What is MERLD, then? What do the receptive issues mean - nothing? I understand that a kid with expressive delays only could do that - but how is a kid who cannot understand language having no issues udnerstanding language
? WT everloving F, OP? If there is nothing wrong with your kid, awesome, move along. If there is, join us over here in the land where things are wrong and unpredictable but get off your high horse, for the love of.


Some of this disagreement seems to be a misunderstanding of the technical terms involved. Receptive language is understanding the vocubulary and grammar of speech. Expressive language is using vocabulary and grammar. Pragmatics is understanding the social and emotional context of language. Each of these is controlled by a different part of the brain that are supposed to work together, but depending on where the miswiring is located, you can have one, two or all three.

So a child may have perfect grammar and a large vocabulary, but not understand the difference between friendly teasing and bullying. That would be pragmatics. Or a child may not understand the words another child is using, but understand friendly tones and gestures. That would be receptive.

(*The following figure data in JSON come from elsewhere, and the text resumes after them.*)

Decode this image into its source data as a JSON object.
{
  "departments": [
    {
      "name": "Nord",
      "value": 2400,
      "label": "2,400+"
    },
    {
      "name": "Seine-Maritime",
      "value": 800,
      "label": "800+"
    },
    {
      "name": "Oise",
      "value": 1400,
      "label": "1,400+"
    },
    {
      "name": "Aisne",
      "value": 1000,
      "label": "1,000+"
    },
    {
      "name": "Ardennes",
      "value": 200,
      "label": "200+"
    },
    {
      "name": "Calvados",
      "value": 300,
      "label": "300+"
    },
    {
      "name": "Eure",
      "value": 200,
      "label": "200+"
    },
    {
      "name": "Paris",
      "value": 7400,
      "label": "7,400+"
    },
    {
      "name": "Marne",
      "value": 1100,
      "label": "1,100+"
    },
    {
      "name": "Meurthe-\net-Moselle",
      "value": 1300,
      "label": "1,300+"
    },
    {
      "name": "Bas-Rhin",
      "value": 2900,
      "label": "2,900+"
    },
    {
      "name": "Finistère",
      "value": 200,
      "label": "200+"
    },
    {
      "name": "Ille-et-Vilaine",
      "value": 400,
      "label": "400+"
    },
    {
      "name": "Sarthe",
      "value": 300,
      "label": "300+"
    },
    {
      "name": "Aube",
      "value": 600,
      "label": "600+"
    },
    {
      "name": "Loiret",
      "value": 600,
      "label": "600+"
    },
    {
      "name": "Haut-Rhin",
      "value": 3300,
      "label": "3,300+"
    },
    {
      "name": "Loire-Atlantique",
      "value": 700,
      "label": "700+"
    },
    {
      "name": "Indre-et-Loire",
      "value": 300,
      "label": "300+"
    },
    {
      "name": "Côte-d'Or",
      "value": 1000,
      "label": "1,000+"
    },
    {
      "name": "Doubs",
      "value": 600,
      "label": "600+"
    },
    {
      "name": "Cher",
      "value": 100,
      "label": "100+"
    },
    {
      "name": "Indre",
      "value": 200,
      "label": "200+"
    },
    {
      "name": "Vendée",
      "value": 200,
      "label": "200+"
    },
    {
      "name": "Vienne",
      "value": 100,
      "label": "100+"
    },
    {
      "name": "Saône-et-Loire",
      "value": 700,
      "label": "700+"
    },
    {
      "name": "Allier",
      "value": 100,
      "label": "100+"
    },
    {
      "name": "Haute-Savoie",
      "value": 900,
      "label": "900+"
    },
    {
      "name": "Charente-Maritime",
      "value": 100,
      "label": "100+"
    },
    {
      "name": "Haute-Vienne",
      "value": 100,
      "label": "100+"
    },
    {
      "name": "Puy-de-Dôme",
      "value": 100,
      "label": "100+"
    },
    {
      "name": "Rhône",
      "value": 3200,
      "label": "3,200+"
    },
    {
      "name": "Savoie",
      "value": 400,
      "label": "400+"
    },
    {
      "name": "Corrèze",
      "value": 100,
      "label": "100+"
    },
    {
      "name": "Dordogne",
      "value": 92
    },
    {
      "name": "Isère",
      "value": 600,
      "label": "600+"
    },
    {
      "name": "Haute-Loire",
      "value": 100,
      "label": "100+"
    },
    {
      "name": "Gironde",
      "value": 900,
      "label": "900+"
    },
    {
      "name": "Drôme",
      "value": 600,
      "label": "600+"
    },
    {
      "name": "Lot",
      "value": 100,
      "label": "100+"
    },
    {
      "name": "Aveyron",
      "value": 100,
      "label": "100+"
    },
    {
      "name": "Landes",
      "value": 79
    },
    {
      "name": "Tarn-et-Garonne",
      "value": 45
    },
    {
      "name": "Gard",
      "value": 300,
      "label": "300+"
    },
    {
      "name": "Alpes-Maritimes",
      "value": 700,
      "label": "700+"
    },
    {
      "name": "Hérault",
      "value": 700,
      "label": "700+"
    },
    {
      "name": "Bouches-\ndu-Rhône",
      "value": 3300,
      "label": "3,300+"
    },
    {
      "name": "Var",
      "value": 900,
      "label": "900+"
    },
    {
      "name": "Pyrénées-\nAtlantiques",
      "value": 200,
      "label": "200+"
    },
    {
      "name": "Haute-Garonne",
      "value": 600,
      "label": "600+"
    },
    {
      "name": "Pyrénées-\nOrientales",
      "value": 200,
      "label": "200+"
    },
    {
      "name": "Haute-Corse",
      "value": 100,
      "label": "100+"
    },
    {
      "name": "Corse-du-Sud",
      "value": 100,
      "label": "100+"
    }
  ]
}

Exactly and when there are issues understanding and using vocabulary and grammar, there are pragmatic speech issues. Pragmatic issues can be explained to a child with only pragmatic issues using words but it is a whole other ball game explaining pragmatics if there are receptive issues.


Your statement makes no sense. Just because a child has receptive issues does not mean they have pragmatic. Most receptive language kids have other coping strategies and learn to function, especially socially. I can explain social things very easily to my child as can others. You missed the point of that comment.


Really? How do you explain concepts like "humility", "good sportsmanship", "kindness", etc. without using language? Receptive language delays need much more than coping strategies and that is why a receptive language delay is sometimes an indicator for ID.


Social communication skills are not necessarily dependent on spoken language. Just think about pre-verbal babies, or toddlers with just a few words. Many of them engage in socialization extremely effectively, without any language at all. Conversely, high-functioning ASD kids can have great receptive and expressive language, and still need help with pragmatics. Language is ONE tool to engage in socialization. Not the only one.


Agree. Social communication isn't just dependent on spoken language. This is why ASD is also often diagnosed as "non-verbal learning disability."

While social communication skills are not completely dependent on language. Abstract reasoning ability and IQ tests such as the WISC ARE completely dependent on language. Thus why receptive language issues can also show up as low IQ scores.


Thus bringing it full circle. Kids whose only deficit is pragmatics can be taught pragmatics using words - probably the easiest way to teach social skills. Kids with receptive delays require more than words thus therapies like ABA - whether or not the child has an ASD diagnosis.